If not Bill Frist, then who?
Well, for starters, Sen. Trent Lott, who, true to his reputation as true Senate Operator, was pulling the strings on the Gang of 14 nuclear disarmament team.
Knight Ridder last Friday reported on a secret meeting between Lott and Sen. John McCain in the hours leading up to last week’s compromise. Lott apparently made a production of entering McCain’s office space through a side door, but then, later spoke to several reporters about his meeting.
According to several Lott staffers involved with his management of the Rules Committee, Lott actually handed off his negotiations — as well as the various proposals he had been working on with Sen. Ben Nelson — after it was reported that Lott was trying to cut the legs out from under his Republican colleagues.
In fact, Lott was in almost constant contact with McCain and several other allies, including Sen. Lindsey Graham, who joined the coalition later in the negotiations. Throughout, however, Lott refused to sit in on further meetings with Democrats, leaving that to McCain.
“McCain was already on board, and Lott knew that he more than anyone would be willing to work the media in a way that Lott could not,” says a Rules Committee aide. “But we were all working on this.
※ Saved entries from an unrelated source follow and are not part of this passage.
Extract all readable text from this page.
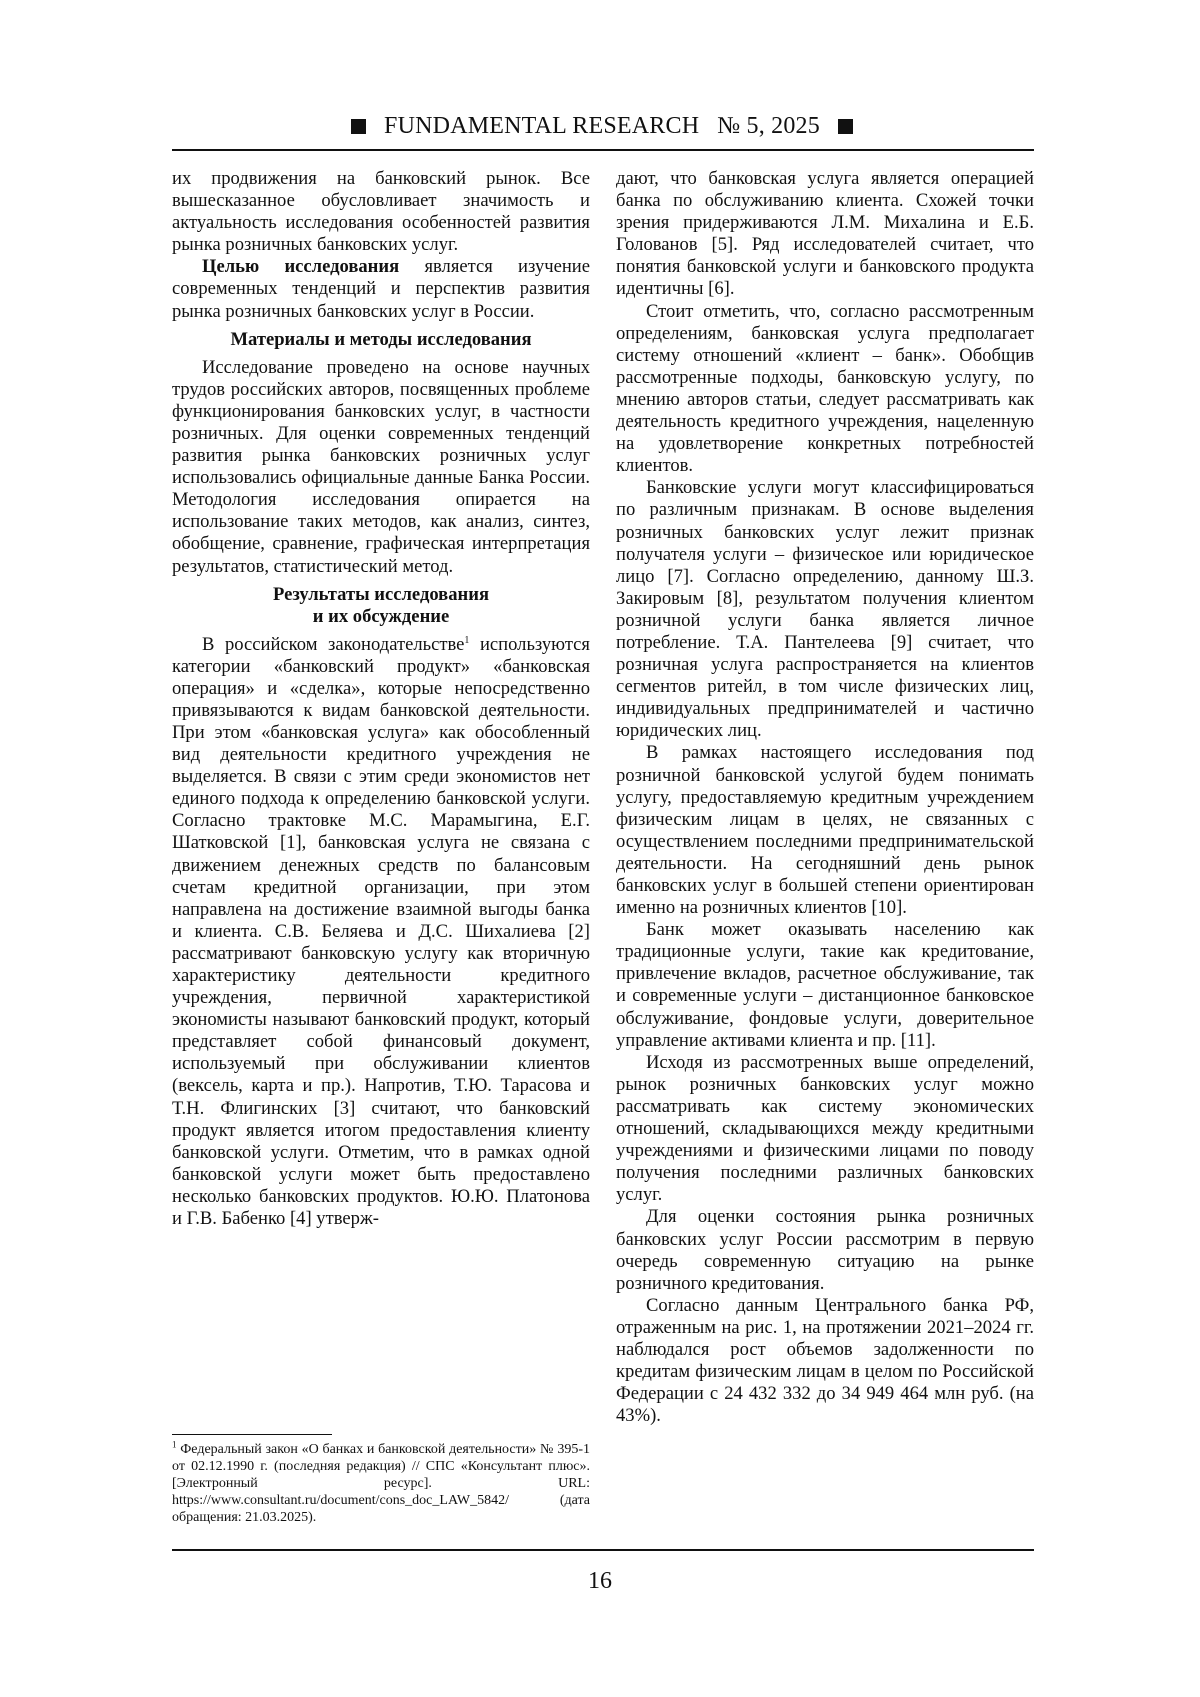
FUNDAMENTAL RESEARCH № 5, 2025

их продвижения на банковский рынок. Все вышесказанное обусловливает значимость и актуальность исследования особенностей развития рынка розничных банковских услуг.

Целью исследования является изучение современных тенденций и перспектив развития рынка розничных банковских услуг в России.

Материалы и методы исследования

Исследование проведено на основе научных трудов российских авторов, посвященных проблеме функционирования банковских услуг, в частности розничных. Для оценки современных тенденций развития рынка банковских розничных услуг использовались официальные данные Банка России. Методология исследования опирается на использование таких методов, как анализ, синтез, обобщение, сравнение, графическая интерпретация результатов, статистический метод.

Результаты исследования
и их обсуждение

В российском законодательстве$^1$ используются категории «банковский продукт» «банковская операция» и «сделка», которые непосредственно привязываются к видам банковской деятельности. При этом «банковская услуга» как обособленный вид деятельности кредитного учреждения не выделяется. В связи с этим среди экономистов нет единого подхода к определению банковской услуги. Согласно трактовке М.С. Марамыгина, Е.Г. Шатковской [1], банковская услуга не связана с движением денежных средств по балансовым счетам кредитной организации, при этом направлена на достижение взаимной выгоды банка и клиента. С.В. Беляева и Д.С. Шихалиева [2] рассматривают банковскую услугу как вторичную характеристику деятельности кредитного учреждения, первичной характеристикой экономисты называют банковский продукт, который представляет собой финансовый документ, используемый при обслуживании клиентов (вексель, карта и пр.). Напротив, Т.Ю. Тарасова и Т.Н. Флигинских [3] считают, что банковский продукт является итогом предоставления клиенту банковской услуги. Отметим, что в рамках одной банковской услуги может быть предоставлено несколько банковских продуктов. Ю.Ю. Платонова и Г.В. Бабенко [4] утверж-

$^1$ Федеральный закон «О банках и банковской деятельности» № 395-1 от 02.12.1990 г. (последняя редакция) // СПС «Консультант плюс». [Электронный ресурс]. URL: https://www.consultant.ru/document/cons_doc_LAW_5842/ (дата обращения: 21.03.2025).

дают, что банковская услуга является операцией банка по обслуживанию клиента. Схожей точки зрения придерживаются Л.М. Михалина и Е.Б. Голованов [5]. Ряд исследователей считает, что понятия банковской услуги и банковского продукта идентичны [6].

Стоит отметить, что, согласно рассмотренным определениям, банковская услуга предполагает систему отношений «клиент – банк». Обобщив рассмотренные подходы, банковскую услугу, по мнению авторов статьи, следует рассматривать как деятельность кредитного учреждения, нацеленную на удовлетворение конкретных потребностей клиентов.

Банковские услуги могут классифицироваться по различным признакам. В основе выделения розничных банковских услуг лежит признак получателя услуги – физическое или юридическое лицо [7]. Согласно определению, данному Ш.З. Закировым [8], результатом получения клиентом розничной услуги банка является личное потребление. Т.А. Пантелеева [9] считает, что розничная услуга распространяется на клиентов сегментов ритейл, в том числе физических лиц, индивидуальных предпринимателей и частично юридических лиц.

В рамках настоящего исследования под розничной банковской услугой будем понимать услугу, предоставляемую кредитным учреждением физическим лицам в целях, не связанных с осуществлением последними предпринимательской деятельности. На сегодняшний день рынок банковских услуг в большей степени ориентирован именно на розничных клиентов [10].

Банк может оказывать населению как традиционные услуги, такие как кредитование, привлечение вкладов, расчетное обслуживание, так и современные услуги – дистанционное банковское обслуживание, фондовые услуги, доверительное управление активами клиента и пр. [11].

Исходя из рассмотренных выше определений, рынок розничных банковских услуг можно рассматривать как систему экономических отношений, складывающихся между кредитными учреждениями и физическими лицами по поводу получения последними различных банковских услуг.

Для оценки состояния рынка розничных банковских услуг России рассмотрим в первую очередь современную ситуацию на рынке розничного кредитования.

Согласно данным Центрального банка РФ, отраженным на рис. 1, на протяжении 2021–2024 гг. наблюдался рост объемов задолженности по кредитам физическим лицам в целом по Российской Федерации с 24 432 332 до 34 949 464 млн руб. (на 43%).

16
When you have an opportunity to move into leadership, you don’t pass it up.”
Leadership, you say?
As previously reported by the Prowler, Lott has his eye on the majority leadership once again, after mismanaging the politics and the policies of the GOP Senate for several years.
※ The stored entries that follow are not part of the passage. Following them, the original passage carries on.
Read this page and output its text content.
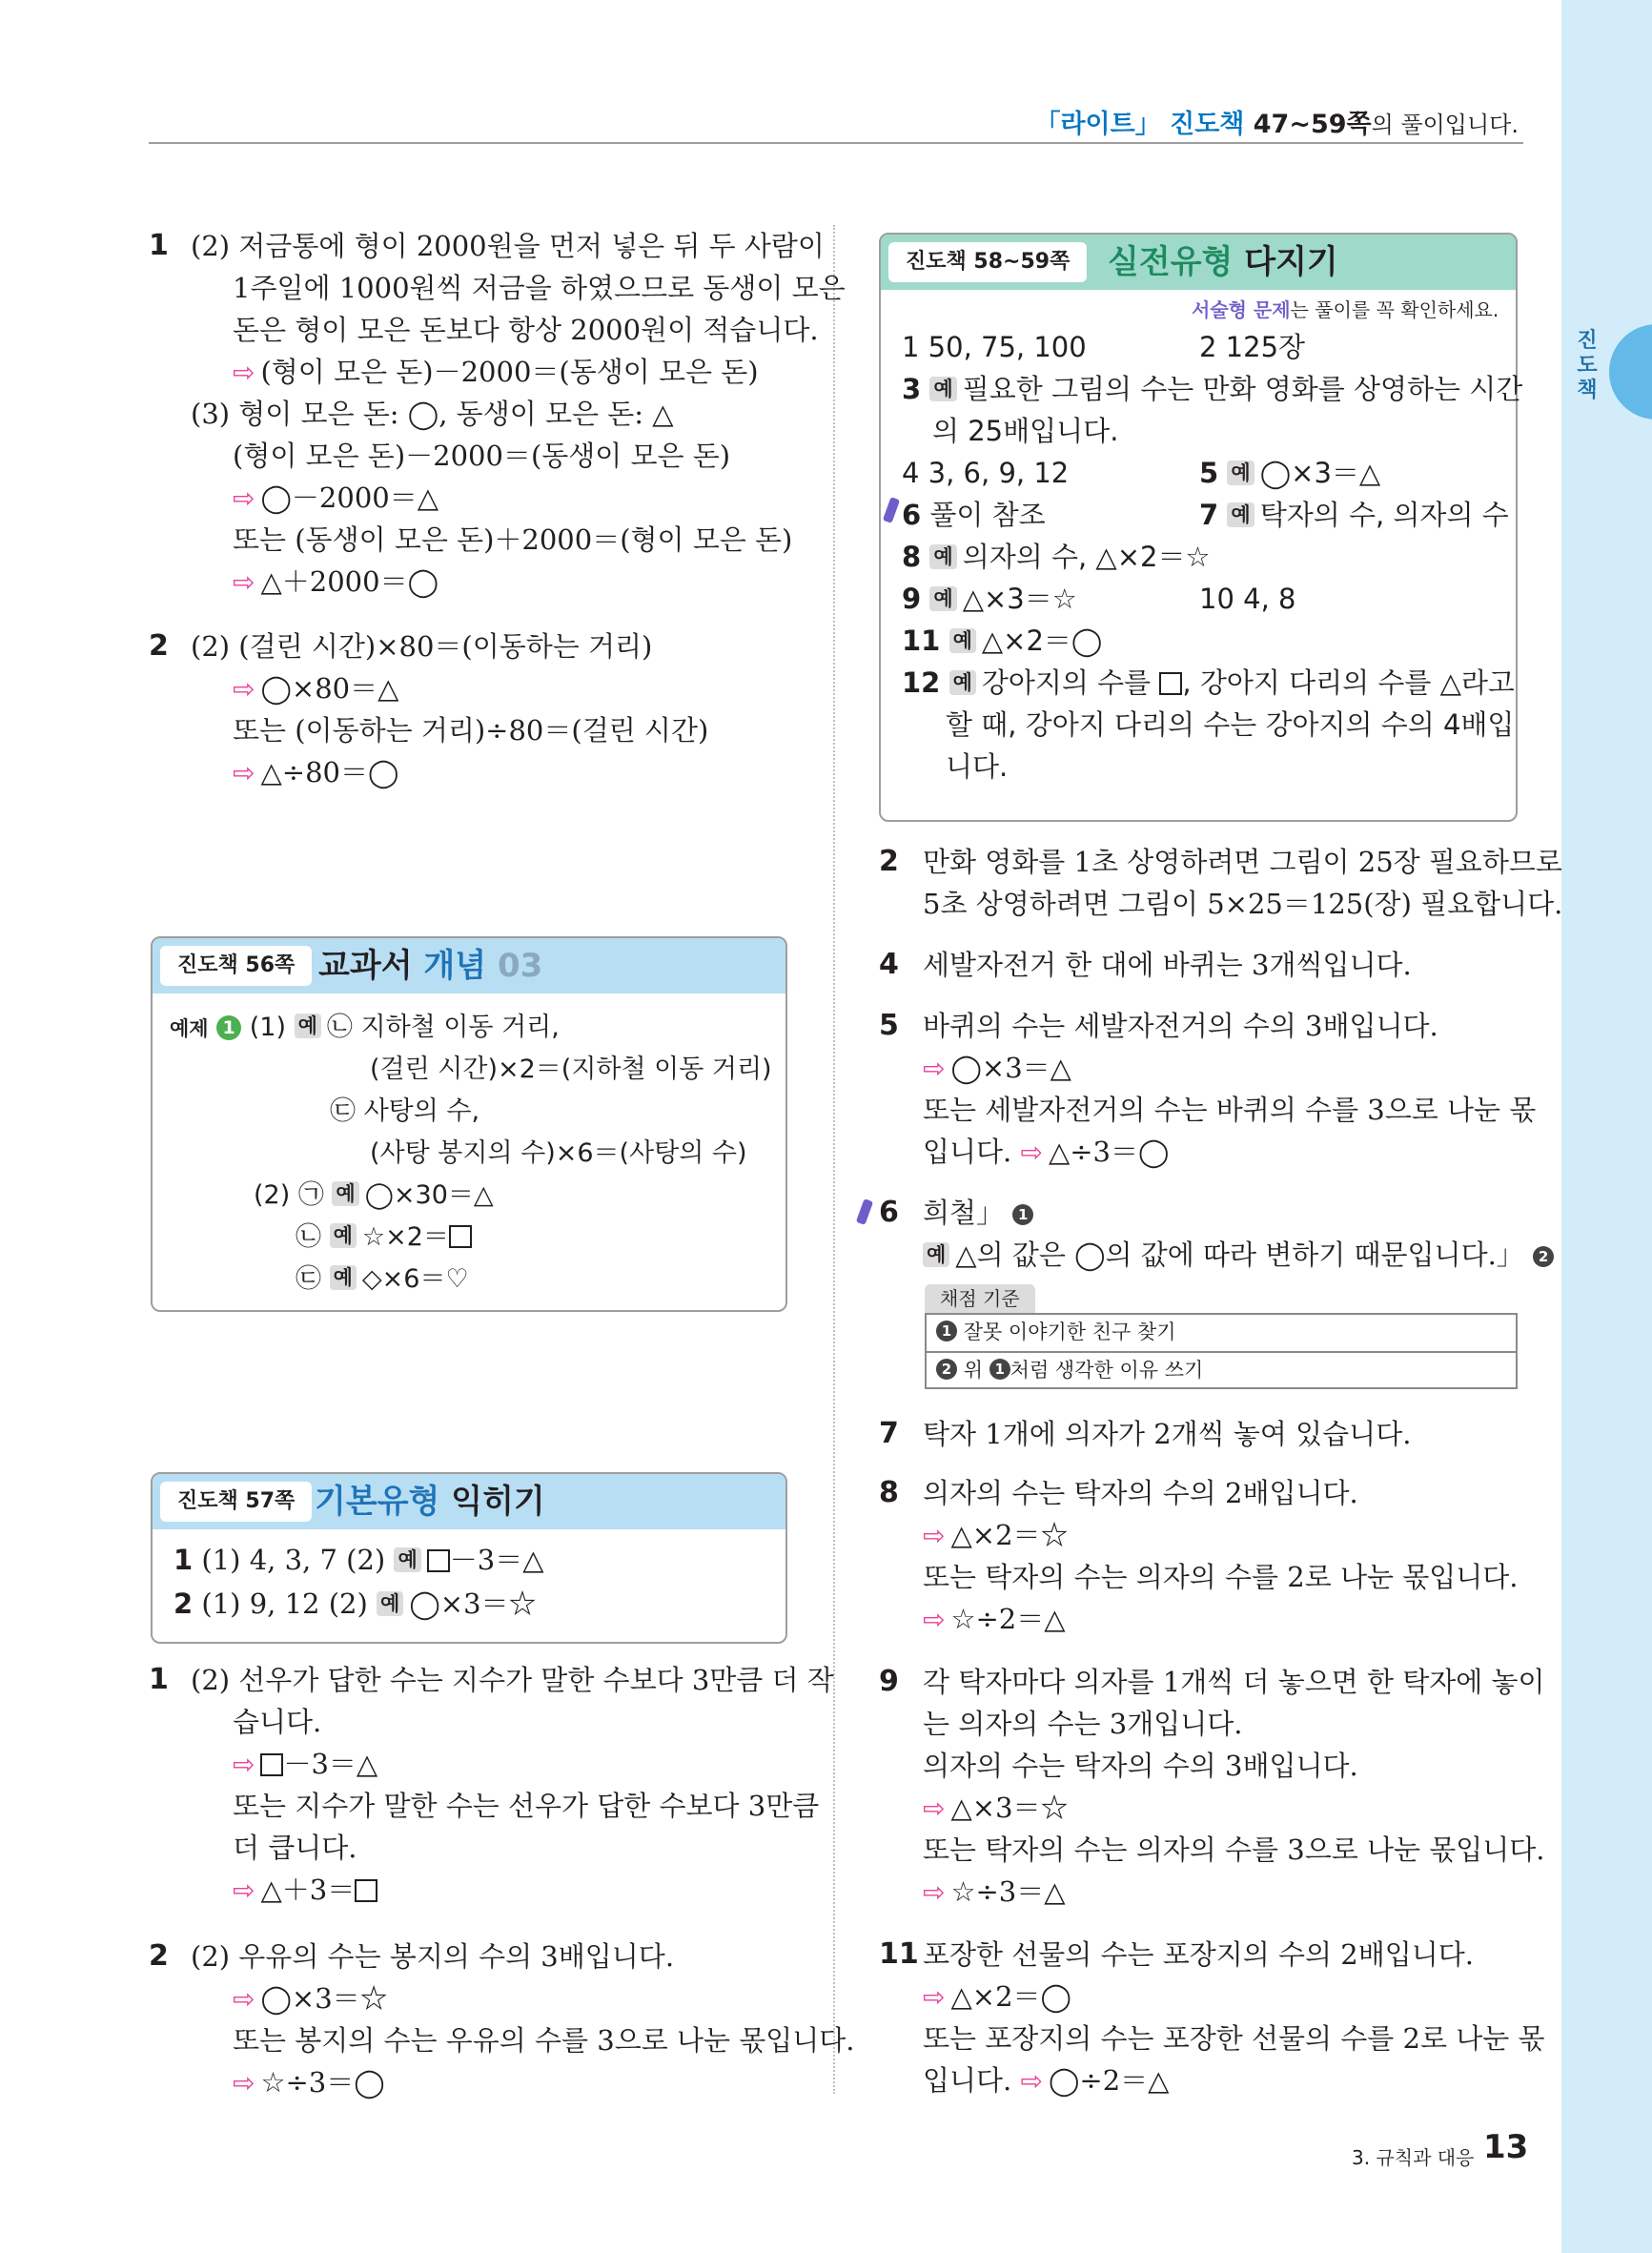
진도책
「라이트」 진도책 47~59쪽의 풀이입니다.
1 (2) 저금통에 형이 2000원을 먼저 넣은 뒤 두 사람이
1주일에 1000원씩 저금을 하였으므로 동생이 모은
돈은 형이 모은 돈보다 항상 2000원이 적습니다.
⇨ (형이 모은 돈)－2000＝(동생이 모은 돈)
(3) 형이 모은 돈: ◯, 동생이 모은 돈: △
(형이 모은 돈)－2000＝(동생이 모은 돈)
⇨ ◯－2000＝△
또는 (동생이 모은 돈)＋2000＝(형이 모은 돈)
⇨ △＋2000＝◯
2 (2) (걸린 시간)×80＝(이동하는 거리)
⇨ ◯×80＝△
또는 (이동하는 거리)÷80＝(걸린 시간)
⇨ △÷80＝◯
진도책 56쪽 교과서 개념 03
예제 1 (1) 예 ㉡ 지하철 이동 거리,
(걸린 시간)×2＝(지하철 이동 거리)
㉢ 사탕의 수,
(사탕 봉지의 수)×6＝(사탕의 수)
(2) ㉠ 예 ◯×30＝△
㉡ 예 ☆×2＝
㉢ 예 ◇×6＝♡
진도책 57쪽 기본유형 익히기
1 (1) 4, 3, 7 (2) 예 －3＝△
2 (1) 9, 12 (2) 예 ◯×3＝☆
1 (2) 선우가 답한 수는 지수가 말한 수보다 3만큼 더 작
습니다.
⇨ －3＝△
또는 지수가 말한 수는 선우가 답한 수보다 3만큼
더 큽니다.
⇨ △＋3＝
2 (2) 우유의 수는 봉지의 수의 3배입니다.
⇨ ◯×3＝☆
또는 봉지의 수는 우유의 수를 3으로 나눈 몫입니다.
⇨ ☆÷3＝◯
진도책 58~59쪽	실전유형 다지기
서술형 문제는 풀이를 꼭 확인하세요.
1 50, 75, 100	2 125장
3 예 필요한 그림의 수는 만화 영화를 상영하는 시간
의 25배입니다.
4 3, 6, 9, 12	5 예 ◯×3＝△
6 풀이 참조	7 예 탁자의 수, 의자의 수
8 예 의자의 수, △×2＝☆
9 예 △×3＝☆	10 4, 8
11 예 △×2＝◯
12 예 강아지의 수를 , 강아지 다리의 수를 △라고
할 때, 강아지 다리의 수는 강아지의 수의 4배입
니다.
2 만화 영화를 1초 상영하려면 그림이 25장 필요하므로
5초 상영하려면 그림이 5×25＝125(장) 필요합니다.
4 세발자전거 한 대에 바퀴는 3개씩입니다.
5 바퀴의 수는 세발자전거의 수의 3배입니다.
⇨ ◯×3＝△
또는 세발자전거의 수는 바퀴의 수를 3으로 나눈 몫
입니다. ⇨ △÷3＝◯
6 희철」 1
예 △의 값은 ◯의 값에 따라 변하기 때문입니다.」 2
채점 기준
1 잘못 이야기한 친구 찾기
2 위 1 처럼 생각한 이유 쓰기
7 탁자 1개에 의자가 2개씩 놓여 있습니다.
8 의자의 수는 탁자의 수의 2배입니다.
⇨ △×2＝☆
또는 탁자의 수는 의자의 수를 2로 나눈 몫입니다.
⇨ ☆÷2＝△
9 각 탁자마다 의자를 1개씩 더 놓으면 한 탁자에 놓이
는 의자의 수는 3개입니다.
의자의 수는 탁자의 수의 3배입니다.
⇨ △×3＝☆
또는 탁자의 수는 의자의 수를 3으로 나눈 몫입니다.
⇨ ☆÷3＝△
11 포장한 선물의 수는 포장지의 수의 2배입니다.
⇨ △×2＝◯
또는 포장지의 수는 포장한 선물의 수를 2로 나눈 몫
입니다. ⇨ ◯÷2＝△
3. 규칙과 대응 13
“Lott knows how to work a caucus for a vote, but he just has lousy political instincts,” says a Senate colleague. “The Strom Thurmond mess was just the capper.”
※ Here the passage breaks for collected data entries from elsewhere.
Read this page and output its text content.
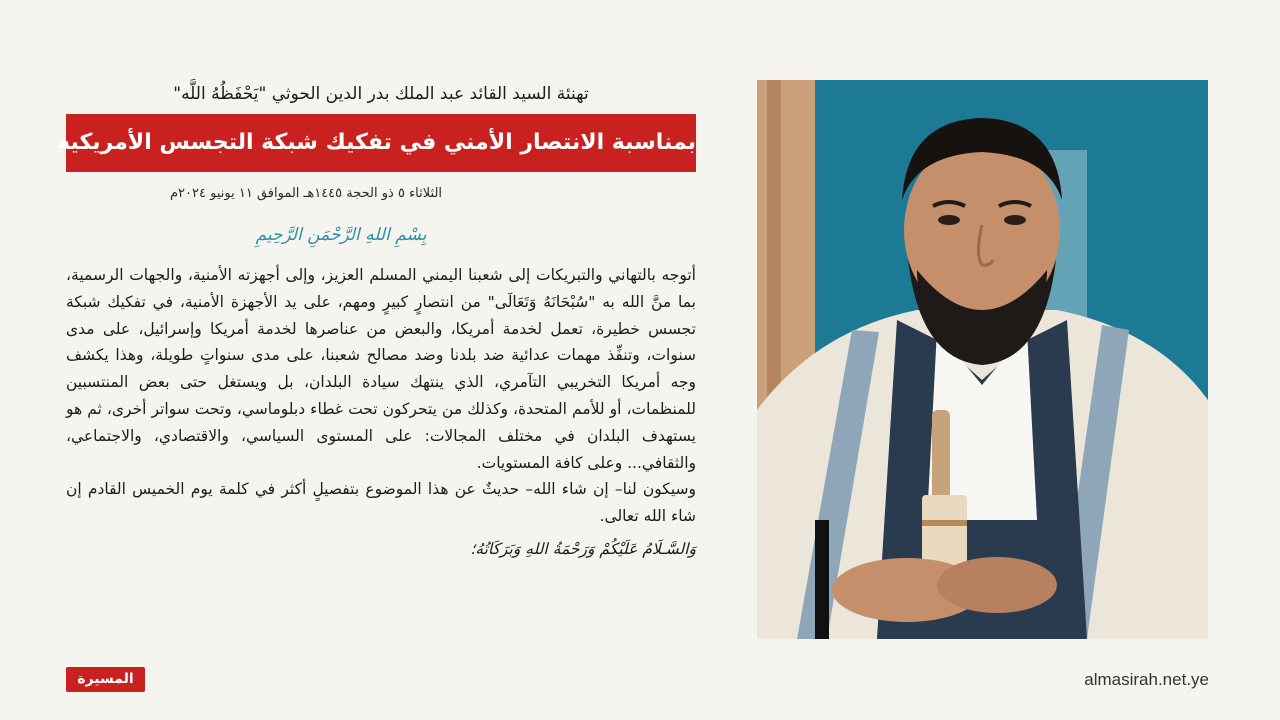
تهنئة السيد القائد عبد الملك بدر الدين الحوثي "يَحْفَظُهُ اللَّه"
بمناسبة الانتصار الأمني في تفكيك شبكة التجسس الأمريكية
الثلاثاء ٥ ذو الحجة ١٤٤٥هـ الموافق ١١ يونيو ٢٠٢٤م
بِسْمِ اللهِ الرَّحْمَنِ الرَّحِيمِ

أتوجه بالتهاني والتبريكات إلى شعبنا اليمني المسلم العزيز، وإلى أجهزته الأمنية، والجهات الرسمية، بما منَّ الله به "سُبْحَانَهُ وَتَعَالَى" من انتصارٍ كبيرٍ ومهم، على يد الأجهزة الأمنية، في تفكيك شبكة تجسس خطيرة، تعمل لخدمة أمريكا، والبعض من عناصرها لخدمة أمريكا وإسرائيل، على مدى سنوات، وتنفِّذ مهمات عدائية ضد بلدنا وضد مصالح شعبنا، على مدى سنواتٍ طويلة، وهذا يكشف وجه أمريكا التخريبي التآمري، الذي ينتهك سيادة البلدان، بل ويستغل حتى بعض المنتسبين للمنظمات، أو للأمم المتحدة، وكذلك من يتحركون تحت غطاء دبلوماسي، وتحت سواتر أخرى، ثم هو يستهدف البلدان في مختلف المجالات: على المستوى السياسي، والاقتصادي، والاجتماعي، والثقافي... وعلى كافة المستويات.

وسيكون لنا– إن شاء الله– حديثٌ عن هذا الموضوع بتفصيلٍ أكثر في كلمة يوم الخميس القادم إن شاء الله تعالى.

وَالسَّـلَامُ عَلَيْكُمْ وَرَحْمَةُ اللهِ وَبَرَكَاتُهُ؛

المسيرة	almasirah.net.ye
Along the way, Lott was singularly responsible for the 50-50 split Republicans had to deal with after the 2000 election, when he allowed Sen. Connie Mack of Florida to retire from his safe seat with no clear favorite to replace him in 2000.
Lott has been looking for ways to undercut both President Bush and Sen. Frist, as he blames both — though Bush more — for his political purgatory out of leadership.